El plasma sanguíneo no es lo que los químicos nos enseñan. Ciertamente, responde en verdad a las abstracciones a las cuales estos últimos se han reducido. Pero es incomparablemente más rico que ellas. Es, sin duda alguna, la solución de bases, ácidos, sales y proteínas de las cuales Slyke y Henderson han descubierto las leyes del equilibrio físico-químico. Gracias a esta composición particular puede mantener constante y muy próxima su alcalinidad iónica, a pesar de los ácidos que sin cesar, libertan los tejidos. Ofrece de este modo a todas las células del organismo un medio que no es ni demasiado ácido ni demasiado alcalino y que no varía jamás. Pero está conformado con proteínas, “polipéptidos”, ácidos, aminos, azúcares, grasas, fermentos, metales en cantidad infinitesimal, producciones de secreciones de todas las glándulas, de todos los tejidos. Conocemos todavía muy mal la naturaleza de la mayor parte de estas sustancias. Entrevemos apenas la inmensa complejidad de sus funciones. Cada tipo celular encuentra en el plasma sanguíneo los alimentos que le convienen, las sustancias que aceleran o moderan su actividad. Por ello, ciertas grasas, ligadas a las proteínas del suero, tienen el poder de frenar la proliferación celular, y aún de detenerla completamente. Existen también en el suero sustancias que impiden la multiplicación de las bacterias. Las sustancias nacen de los tejidos cuando éstos deben defenderse de una invasión de microbios. Y por fin, una proteína, la fibrinógina, madre de la fibrina, que, con pegajosa tenacidad, se aplica espontáneamente a las llagas de los vasos y detiene las hemorragias.

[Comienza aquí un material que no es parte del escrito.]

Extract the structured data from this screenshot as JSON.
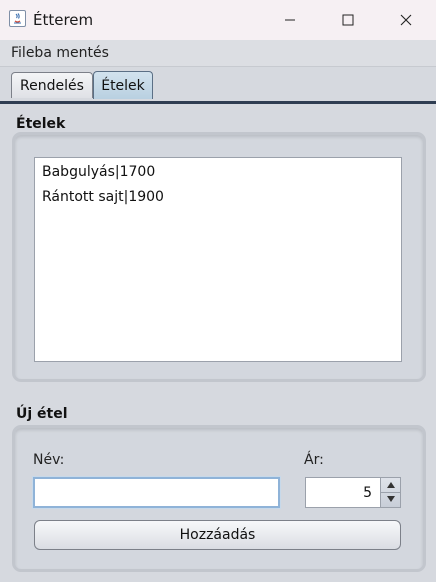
{
  "window": {
    "title": "Étterem"
  },
  "menu": {
    "file_label": "Fileba mentés"
  },
  "tabs": [
    {
      "label": "Rendelés",
      "selected": false
    },
    {
      "label": "Ételek",
      "selected": true
    }
  ],
  "foods_section": {
    "title": "Ételek",
    "items": [
      "Babgulyás|1700",
      "Rántott sajt|1900"
    ]
  },
  "new_food_section": {
    "title": "Új étel",
    "name_label": "Név:",
    "name_value": "",
    "price_label": "Ár:",
    "price_value": "5",
    "add_button": "Hozzáadás"
  },
  "colors": {
    "tab_selected": "#b9d0e1",
    "tab_line": "#2f3d52",
    "input_focus": "#8fb3d8"
  }
}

Las células de la sangre, glóbulos rojos y glóbulos blancos, representan un papel capital en la constitución del medio interior. En efecto, el plasma no puede disolverse sino en una pequeña cantidad del oxígeno del aire. Sería incapaz de proveer a la inmensa población de células encerradas en el oxígeno que ellas exigen, si este oxígeno no se fijase sobre los glóbulos rojos. Los glóbulos rojos no son células vivientes. Son pequeños sacos llenos de hemoglobina. A su paso por los pulmones, se cargan del oxígeno que cogen, algunos instantes más tarde, las células ávidas de los órganos. Y al mismo tiempo, aquellos se desembarazan en la sangre de su ácido carbónico y de otros desperdicios. Los glóbulos blancos, al contrario, son células vivas. Ya flotan en el plasma de los vasos, ya se escapan por los intersticios capilares, y se arrastran sobre la superficie de las células de las mucosas, de los intestinos, de todos los órganos. Gracias a estos elementos microscópicos ocurre que la sangre representa su papel de tejido móvil, de agente reparador, a la vez sólido y líquido, capaz de dirigirse donde su presencia es necesaria. Acumula con rapidez, en torno de los microbios invasores de una región del organismo, grandes conjuntos de leucocitos que combaten la infección. Aporta también, al nivel de las llagas de la piel o de los órganos, glóbulos blancos que son un material virtual de reconstrucción. Estos leucocitos tienen el poder de transformarse en células fijas. Hacen nacer a su alrededor fibras conjuntivas, y reparan, gracias a una cicatrización sólida, los tejidos heridos.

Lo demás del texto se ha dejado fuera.